I’m not overweight and have been using cpap for over a decade tyvm you insensitive clod
I am 5 feet 10 inches tall (180cm.) I had apnea back in the days when I weighed 130 pounds (60 kg.)
Overweight is one cause of apnea, but not the only cause.
Some of us were simply born with narrow airways.
According to some random web results, less than half are overweight. And AFAIK weight loss does not always fix sleep apnea even if weight gain had originally triggered it.
not only, person with Pierre Robin syndrome are also impacted by apnea. though not sure if this drug could help, as it is more genetic/physiologic.
Depending on whose studies you look at, five years after starting a weight loss program, 85-95% of people have regained all they’ve lost. Numbers are much better for surgical weight loss: there only 40% of people have regained the weight they lost, but people who qualify for weight loss surgery are uniformly obese and post-surgery less than 5% of them are no longer obese, they’ve just managed to maintain the weight they lost post-surgery.
So any plan that starts with “well just do this thing that has less than a 10% chance of working” is probably not going to have good results.

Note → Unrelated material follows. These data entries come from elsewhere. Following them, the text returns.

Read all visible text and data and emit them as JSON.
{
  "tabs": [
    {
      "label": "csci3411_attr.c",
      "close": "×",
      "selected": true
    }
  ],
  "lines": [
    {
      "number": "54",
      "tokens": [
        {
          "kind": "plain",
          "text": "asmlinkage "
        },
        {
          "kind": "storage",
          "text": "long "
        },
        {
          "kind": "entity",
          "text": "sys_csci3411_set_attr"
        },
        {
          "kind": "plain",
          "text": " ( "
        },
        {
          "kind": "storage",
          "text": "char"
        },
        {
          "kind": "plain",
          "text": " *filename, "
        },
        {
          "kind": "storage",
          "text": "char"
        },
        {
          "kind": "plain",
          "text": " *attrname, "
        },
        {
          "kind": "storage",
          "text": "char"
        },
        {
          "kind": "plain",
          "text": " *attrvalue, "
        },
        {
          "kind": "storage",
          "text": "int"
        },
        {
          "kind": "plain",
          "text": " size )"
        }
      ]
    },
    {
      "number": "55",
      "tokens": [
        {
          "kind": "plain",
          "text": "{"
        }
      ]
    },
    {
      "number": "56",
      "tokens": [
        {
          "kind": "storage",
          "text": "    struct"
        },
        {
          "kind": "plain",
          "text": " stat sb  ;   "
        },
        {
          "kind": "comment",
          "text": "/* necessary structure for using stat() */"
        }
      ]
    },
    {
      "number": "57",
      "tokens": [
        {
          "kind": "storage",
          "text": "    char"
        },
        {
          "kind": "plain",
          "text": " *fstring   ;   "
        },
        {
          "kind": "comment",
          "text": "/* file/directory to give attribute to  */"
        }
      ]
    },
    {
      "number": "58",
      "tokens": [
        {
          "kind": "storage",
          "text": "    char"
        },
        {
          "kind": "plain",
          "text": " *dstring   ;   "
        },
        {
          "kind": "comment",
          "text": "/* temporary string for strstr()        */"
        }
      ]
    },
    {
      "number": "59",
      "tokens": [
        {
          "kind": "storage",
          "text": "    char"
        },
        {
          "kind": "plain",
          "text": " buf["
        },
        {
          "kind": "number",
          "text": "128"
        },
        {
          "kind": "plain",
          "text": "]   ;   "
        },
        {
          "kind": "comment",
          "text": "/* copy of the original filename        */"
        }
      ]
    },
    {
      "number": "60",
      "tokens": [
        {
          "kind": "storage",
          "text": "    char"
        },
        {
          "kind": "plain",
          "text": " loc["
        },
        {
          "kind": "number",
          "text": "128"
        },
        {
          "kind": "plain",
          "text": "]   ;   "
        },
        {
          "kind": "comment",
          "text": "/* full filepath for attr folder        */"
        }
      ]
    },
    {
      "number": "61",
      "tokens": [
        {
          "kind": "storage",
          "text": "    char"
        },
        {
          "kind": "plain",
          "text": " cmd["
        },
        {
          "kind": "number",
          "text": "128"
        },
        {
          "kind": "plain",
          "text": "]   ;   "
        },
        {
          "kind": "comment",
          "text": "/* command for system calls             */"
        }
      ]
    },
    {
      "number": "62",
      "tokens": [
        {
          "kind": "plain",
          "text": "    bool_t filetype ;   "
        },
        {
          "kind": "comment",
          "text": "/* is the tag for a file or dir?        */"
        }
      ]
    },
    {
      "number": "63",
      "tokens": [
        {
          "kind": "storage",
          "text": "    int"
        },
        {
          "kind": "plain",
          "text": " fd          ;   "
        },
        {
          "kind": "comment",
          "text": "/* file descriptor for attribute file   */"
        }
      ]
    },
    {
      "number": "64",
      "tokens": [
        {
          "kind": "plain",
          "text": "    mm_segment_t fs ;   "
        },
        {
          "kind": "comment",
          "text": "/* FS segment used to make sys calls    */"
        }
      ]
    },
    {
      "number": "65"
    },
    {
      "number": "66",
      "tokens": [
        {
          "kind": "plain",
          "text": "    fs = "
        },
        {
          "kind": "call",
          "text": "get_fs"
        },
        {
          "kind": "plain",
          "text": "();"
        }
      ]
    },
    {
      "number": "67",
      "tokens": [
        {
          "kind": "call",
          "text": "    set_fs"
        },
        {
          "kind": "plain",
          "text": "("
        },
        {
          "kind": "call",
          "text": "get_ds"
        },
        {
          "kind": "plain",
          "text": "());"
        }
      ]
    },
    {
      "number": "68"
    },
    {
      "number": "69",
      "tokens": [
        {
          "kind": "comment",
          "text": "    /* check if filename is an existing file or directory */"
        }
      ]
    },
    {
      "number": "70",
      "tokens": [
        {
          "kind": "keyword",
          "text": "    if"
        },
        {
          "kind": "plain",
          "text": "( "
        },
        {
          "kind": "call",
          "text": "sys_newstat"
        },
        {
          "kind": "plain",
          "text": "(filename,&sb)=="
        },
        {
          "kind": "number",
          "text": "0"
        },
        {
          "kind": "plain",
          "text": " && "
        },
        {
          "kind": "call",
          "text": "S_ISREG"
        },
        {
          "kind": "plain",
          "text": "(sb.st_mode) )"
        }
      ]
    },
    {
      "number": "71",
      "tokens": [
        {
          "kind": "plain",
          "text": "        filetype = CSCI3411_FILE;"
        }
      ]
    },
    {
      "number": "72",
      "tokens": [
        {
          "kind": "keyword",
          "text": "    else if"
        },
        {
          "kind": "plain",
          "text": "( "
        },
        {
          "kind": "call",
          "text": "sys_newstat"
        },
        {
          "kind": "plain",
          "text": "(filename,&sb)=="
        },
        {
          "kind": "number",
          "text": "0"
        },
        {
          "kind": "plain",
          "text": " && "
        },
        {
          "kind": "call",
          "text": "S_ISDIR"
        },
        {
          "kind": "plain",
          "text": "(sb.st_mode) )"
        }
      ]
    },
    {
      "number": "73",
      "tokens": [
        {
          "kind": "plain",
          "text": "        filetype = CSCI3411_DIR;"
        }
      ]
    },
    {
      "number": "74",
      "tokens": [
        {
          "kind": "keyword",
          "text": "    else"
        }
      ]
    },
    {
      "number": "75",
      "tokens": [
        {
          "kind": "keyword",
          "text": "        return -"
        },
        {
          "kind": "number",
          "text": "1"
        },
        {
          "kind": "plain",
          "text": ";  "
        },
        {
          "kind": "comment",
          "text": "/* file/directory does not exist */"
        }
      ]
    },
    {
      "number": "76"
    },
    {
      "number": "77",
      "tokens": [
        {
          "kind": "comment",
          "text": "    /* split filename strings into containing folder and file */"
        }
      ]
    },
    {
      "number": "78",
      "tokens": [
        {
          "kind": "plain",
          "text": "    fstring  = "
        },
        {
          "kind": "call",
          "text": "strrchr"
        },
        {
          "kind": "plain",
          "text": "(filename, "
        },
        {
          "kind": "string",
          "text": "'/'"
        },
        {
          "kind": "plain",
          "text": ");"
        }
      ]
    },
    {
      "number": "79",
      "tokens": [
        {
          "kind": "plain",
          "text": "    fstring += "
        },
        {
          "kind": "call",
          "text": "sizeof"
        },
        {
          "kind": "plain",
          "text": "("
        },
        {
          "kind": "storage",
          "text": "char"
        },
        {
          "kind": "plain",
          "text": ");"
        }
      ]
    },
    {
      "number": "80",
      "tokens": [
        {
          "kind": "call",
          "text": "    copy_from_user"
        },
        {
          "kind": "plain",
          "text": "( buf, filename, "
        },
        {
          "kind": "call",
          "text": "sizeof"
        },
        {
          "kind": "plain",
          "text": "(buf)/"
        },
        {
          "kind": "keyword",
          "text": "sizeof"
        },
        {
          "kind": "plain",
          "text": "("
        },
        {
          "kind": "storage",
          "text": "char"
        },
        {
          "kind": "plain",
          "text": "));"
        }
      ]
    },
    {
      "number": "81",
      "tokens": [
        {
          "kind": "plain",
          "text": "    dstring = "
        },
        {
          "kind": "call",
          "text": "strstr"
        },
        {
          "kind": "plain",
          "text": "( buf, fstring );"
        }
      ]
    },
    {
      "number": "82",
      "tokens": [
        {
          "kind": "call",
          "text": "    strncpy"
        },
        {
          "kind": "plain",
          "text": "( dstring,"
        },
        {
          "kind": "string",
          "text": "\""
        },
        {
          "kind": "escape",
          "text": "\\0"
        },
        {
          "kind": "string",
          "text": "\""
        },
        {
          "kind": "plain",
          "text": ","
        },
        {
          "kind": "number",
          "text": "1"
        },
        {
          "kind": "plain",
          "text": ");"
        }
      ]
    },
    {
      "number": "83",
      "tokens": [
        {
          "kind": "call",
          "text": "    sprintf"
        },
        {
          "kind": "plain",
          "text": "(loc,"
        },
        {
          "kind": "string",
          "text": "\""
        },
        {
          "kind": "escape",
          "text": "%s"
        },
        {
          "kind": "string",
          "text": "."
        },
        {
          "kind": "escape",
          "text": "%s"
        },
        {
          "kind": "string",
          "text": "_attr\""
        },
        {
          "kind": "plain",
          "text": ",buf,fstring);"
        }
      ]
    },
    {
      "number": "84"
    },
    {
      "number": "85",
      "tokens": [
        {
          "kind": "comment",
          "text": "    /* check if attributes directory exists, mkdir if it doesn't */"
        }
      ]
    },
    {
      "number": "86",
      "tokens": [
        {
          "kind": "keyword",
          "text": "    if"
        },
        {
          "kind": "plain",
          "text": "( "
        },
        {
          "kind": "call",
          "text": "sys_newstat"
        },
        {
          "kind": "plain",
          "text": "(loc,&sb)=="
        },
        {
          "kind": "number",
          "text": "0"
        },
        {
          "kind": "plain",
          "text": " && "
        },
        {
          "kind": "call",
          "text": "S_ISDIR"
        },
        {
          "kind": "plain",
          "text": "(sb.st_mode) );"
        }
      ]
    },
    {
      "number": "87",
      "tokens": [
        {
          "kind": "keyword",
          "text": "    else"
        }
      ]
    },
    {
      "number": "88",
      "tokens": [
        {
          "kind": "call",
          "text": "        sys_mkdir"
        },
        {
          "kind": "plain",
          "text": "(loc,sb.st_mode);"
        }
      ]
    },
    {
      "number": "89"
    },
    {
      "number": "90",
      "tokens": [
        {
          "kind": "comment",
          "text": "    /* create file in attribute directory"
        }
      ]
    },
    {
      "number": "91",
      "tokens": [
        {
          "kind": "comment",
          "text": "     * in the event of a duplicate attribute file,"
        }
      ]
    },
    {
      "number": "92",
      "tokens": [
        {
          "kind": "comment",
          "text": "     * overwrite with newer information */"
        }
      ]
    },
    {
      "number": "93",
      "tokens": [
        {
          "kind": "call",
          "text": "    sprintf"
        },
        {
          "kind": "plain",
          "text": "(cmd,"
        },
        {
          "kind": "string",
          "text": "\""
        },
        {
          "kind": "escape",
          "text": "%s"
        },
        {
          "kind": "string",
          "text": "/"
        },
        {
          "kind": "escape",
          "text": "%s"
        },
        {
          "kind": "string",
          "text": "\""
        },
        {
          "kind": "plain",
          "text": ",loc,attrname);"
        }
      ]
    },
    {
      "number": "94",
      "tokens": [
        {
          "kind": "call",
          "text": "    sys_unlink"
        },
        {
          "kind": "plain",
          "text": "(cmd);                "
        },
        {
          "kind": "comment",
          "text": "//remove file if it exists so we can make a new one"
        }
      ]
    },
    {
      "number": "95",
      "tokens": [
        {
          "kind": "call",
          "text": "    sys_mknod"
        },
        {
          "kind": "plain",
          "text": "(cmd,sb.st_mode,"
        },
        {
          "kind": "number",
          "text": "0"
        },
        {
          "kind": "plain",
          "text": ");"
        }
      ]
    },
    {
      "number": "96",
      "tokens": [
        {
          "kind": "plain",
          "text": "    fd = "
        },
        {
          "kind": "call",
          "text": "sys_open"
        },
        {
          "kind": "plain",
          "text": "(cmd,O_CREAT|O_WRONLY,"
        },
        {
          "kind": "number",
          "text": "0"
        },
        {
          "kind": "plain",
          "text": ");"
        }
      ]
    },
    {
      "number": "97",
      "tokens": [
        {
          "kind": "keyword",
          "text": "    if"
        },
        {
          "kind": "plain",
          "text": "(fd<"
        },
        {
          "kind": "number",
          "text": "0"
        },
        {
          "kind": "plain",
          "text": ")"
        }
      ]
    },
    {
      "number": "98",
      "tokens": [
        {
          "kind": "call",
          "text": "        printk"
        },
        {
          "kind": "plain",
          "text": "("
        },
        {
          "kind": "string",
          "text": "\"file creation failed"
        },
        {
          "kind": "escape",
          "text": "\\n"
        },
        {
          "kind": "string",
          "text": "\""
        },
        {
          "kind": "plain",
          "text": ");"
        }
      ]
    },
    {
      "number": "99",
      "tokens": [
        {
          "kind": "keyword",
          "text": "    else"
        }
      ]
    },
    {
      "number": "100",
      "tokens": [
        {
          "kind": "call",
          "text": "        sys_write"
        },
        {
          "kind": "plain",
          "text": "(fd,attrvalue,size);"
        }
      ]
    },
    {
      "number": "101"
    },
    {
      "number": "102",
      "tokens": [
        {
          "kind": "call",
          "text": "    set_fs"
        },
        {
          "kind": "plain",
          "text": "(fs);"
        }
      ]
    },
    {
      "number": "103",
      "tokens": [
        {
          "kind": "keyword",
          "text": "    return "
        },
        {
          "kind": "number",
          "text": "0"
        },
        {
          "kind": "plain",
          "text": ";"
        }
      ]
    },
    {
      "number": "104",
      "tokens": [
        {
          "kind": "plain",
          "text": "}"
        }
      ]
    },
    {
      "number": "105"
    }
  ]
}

My genetics predispose me to being quite skinny, but my sustained and vigorous attempts to get from 8% subcutaneous fat down to 4%, over a period of 20 years of bike racing, were met with my body doing all sorts of interesting things none of which yielded a sustained sub-5% body fat percentage.
Nope. I am not overweight. I also don’t eat lactose, gluten or caffeine. Weight has nothing to do with it. Read the article – it’s neuromuscular.
Apart from the other excellent replies, this question was answered in the article pretty clearly i thought. The reason they are looking for a drug as an alternative to CPAP is that some patients do not comply with CPAP. Guess what, they don’t comply with weight loss either. An effective cure relies on meeting people where they’re at, that’s why magic pill solutions are so well-loved.
I lucked out I guess. Starting a CPAP had a dramatic effect on my sleep (and wakefulness) in a couple of days. I tolerate the mask well and I’ve used it every day for the last 15 years. I don’t think it affected my weight.
My original F&P gave out after 12(!) years and I got a new APAP. I ended up fighting it during the night so I turned off all the fancy features and run it as a basic CPAP. It took a while for the insurance to come through for the new machine so in the meantime I built my own out of a PWM module and a 12v fan in a cardboard box, and used the hoses I already had. It was noisy but “white” noisy so I didn’t mind it.